Patients who receive timely and comprehensive care have improved prospects. If there are no other primary diseases, there are chances of recovery despite the critical condition. Nevertheless, it must be taken into account that most patients with a mesenteric infarction suffer from various previous cardiovascular diseases. As a result, almost half of all those affected die prematurely even after a successful operation.
Mesenteric infarction is prevented by measures that generally prevent arteriosclerosis: no cigarettes, a healthy diet with healthy fats and sufficient exercise. On the other hand, thrombosis prophylaxis with anticoagulants is important in high-risk patients, especially in older heart patients. Beyond prevention, it is crucial to think about the possible diagnosis of a mesenteric infarction, especially in the case of these high-risk patients, in order not to let any saving time pass.

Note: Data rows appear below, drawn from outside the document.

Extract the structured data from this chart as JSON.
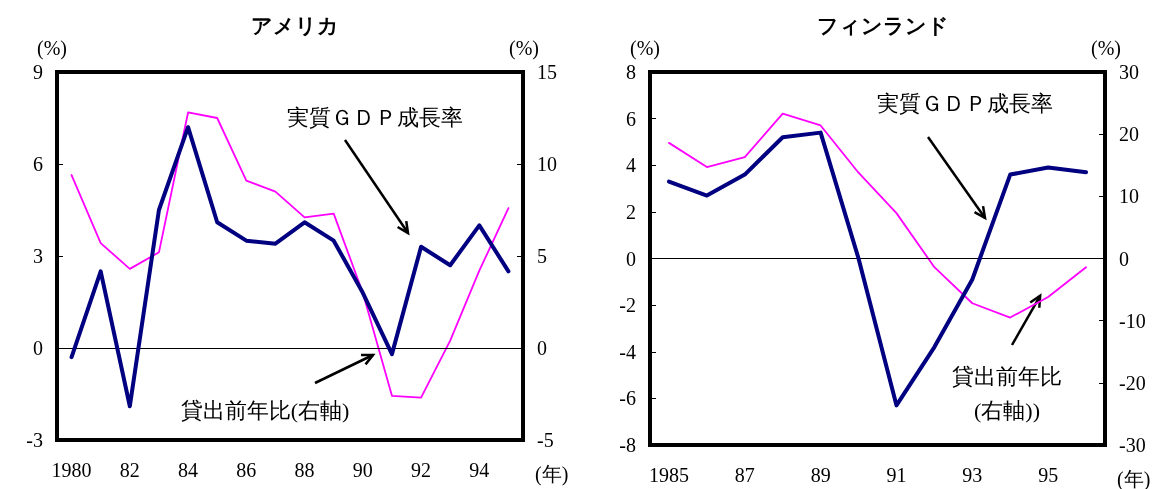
{
  "chart_data": [
    {
      "type": "line",
      "title": "アメリカ",
      "xlabel": "(年)",
      "ylabel": "(%)",
      "y2label": "(%)",
      "categories": [
        "1980",
        null,
        "82",
        null,
        "84",
        null,
        "86",
        null,
        "88",
        null,
        "90",
        null,
        "92",
        null,
        "94",
        null
      ],
      "series": [
        {
          "color": "#000080",
          "values": [
            -0.3,
            2.5,
            -1.9,
            4.5,
            7.2,
            4.1,
            3.5,
            3.4,
            4.1,
            3.5,
            1.8,
            -0.2,
            3.3,
            2.7,
            4.0,
            2.5
          ]
        },
        {
          "color": "#ff00ff",
          "axis": "y2",
          "values": [
            9.4,
            5.7,
            4.3,
            5.2,
            12.8,
            12.5,
            9.1,
            8.5,
            7.1,
            7.3,
            3.0,
            -2.6,
            -2.7,
            0.4,
            4.2,
            7.6
          ]
        }
      ],
      "annotations": [
        "実質ＧＤＰ成長率",
        "貸出前年比(右軸)"
      ],
      "ylim": [
        -3,
        9
      ],
      "yticks": [
        -3,
        0,
        3,
        6,
        9
      ],
      "y2lim": [
        -5,
        15
      ],
      "y2ticks": [
        -5,
        0,
        5,
        10,
        15
      ],
      "ref_lines": [
        {
          "axis": "y",
          "value": 0,
          "color": "#000000"
        }
      ],
      "grid": false
    },
    {
      "type": "line",
      "title": "フィンランド",
      "xlabel": "(年)",
      "ylabel": "(%)",
      "y2label": "(%)",
      "categories": [
        "1985",
        null,
        "87",
        null,
        "89",
        null,
        "91",
        null,
        "93",
        null,
        "95",
        null
      ],
      "series": [
        {
          "color": "#000080",
          "values": [
            3.3,
            2.7,
            3.6,
            5.2,
            5.4,
            0.0,
            -6.3,
            -3.8,
            -0.9,
            3.6,
            3.9,
            3.7
          ]
        },
        {
          "color": "#ff00ff",
          "axis": "y2",
          "values": [
            18.6,
            14.7,
            16.3,
            23.3,
            21.4,
            13.8,
            7.3,
            -1.4,
            -7.2,
            -9.5,
            -6.2,
            -1.4
          ]
        }
      ],
      "annotations": [
        "実質ＧＤＰ成長率",
        {
          "text": "貸出前年比(右軸))",
          "x": "95",
          "y": -1.6
        }
      ],
      "ylim": [
        -8,
        8
      ],
      "yticks": [
        -8,
        -6,
        -4,
        -2,
        0,
        2,
        4,
        6,
        8
      ],
      "y2lim": [
        -30,
        30
      ],
      "y2ticks": [
        -30,
        -20,
        -10,
        0,
        10,
        20,
        30
      ],
      "ref_lines": [
        {
          "axis": "y",
          "value": 0,
          "color": "#000000"
        }
      ],
      "grid": false
    }
  ]
}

The follow-up care of a mesenteric infarction depends primarily on the cause. This should be decided individually by the patient with his treating doctor. Every patient should also discuss with their family doctor whether certain dietary changes should be considered. In addition, symptoms such as frequent heartburn, stabbing stomach pains or vomiting blood must be linked to the previous history and clarified in the future. Sufferers should adopt a healthy lifestyle that reduces the likelihood of recurrence. A balanced diet and sufficient exercise are essential.
You can do that yourself
As a rule, a mesenteric infarction cannot be combated by various self-help treatments. With this disease, it is necessary to consult a doctor in order to avoid complications or, in the worst case, death of the person concerned.
In acute emergencies in particular, you should go straight to the hospital or call an ambulance. This is the case when the person concerned suffers from severe abdominal tension or an intestinal obstruction. These symptoms are accompanied by severe pain. Mesenteric infarction is always treated in a hospital by means of a surgical procedure and is usually successful if the procedure is carried out early. A second intervention is often necessary to avoid further necrosis.
A mesenteric infarction can be avoided by a healthy lifestyle. This includes a healthy diet and physical activity. Avoiding alcohol and cigarettes also has a positive effect on the disease. Patients at risk should take part in regular examinations in order to avoid a mesenteric infarction. If the treatment is successful, the patient’s life expectancy is usually not reduced.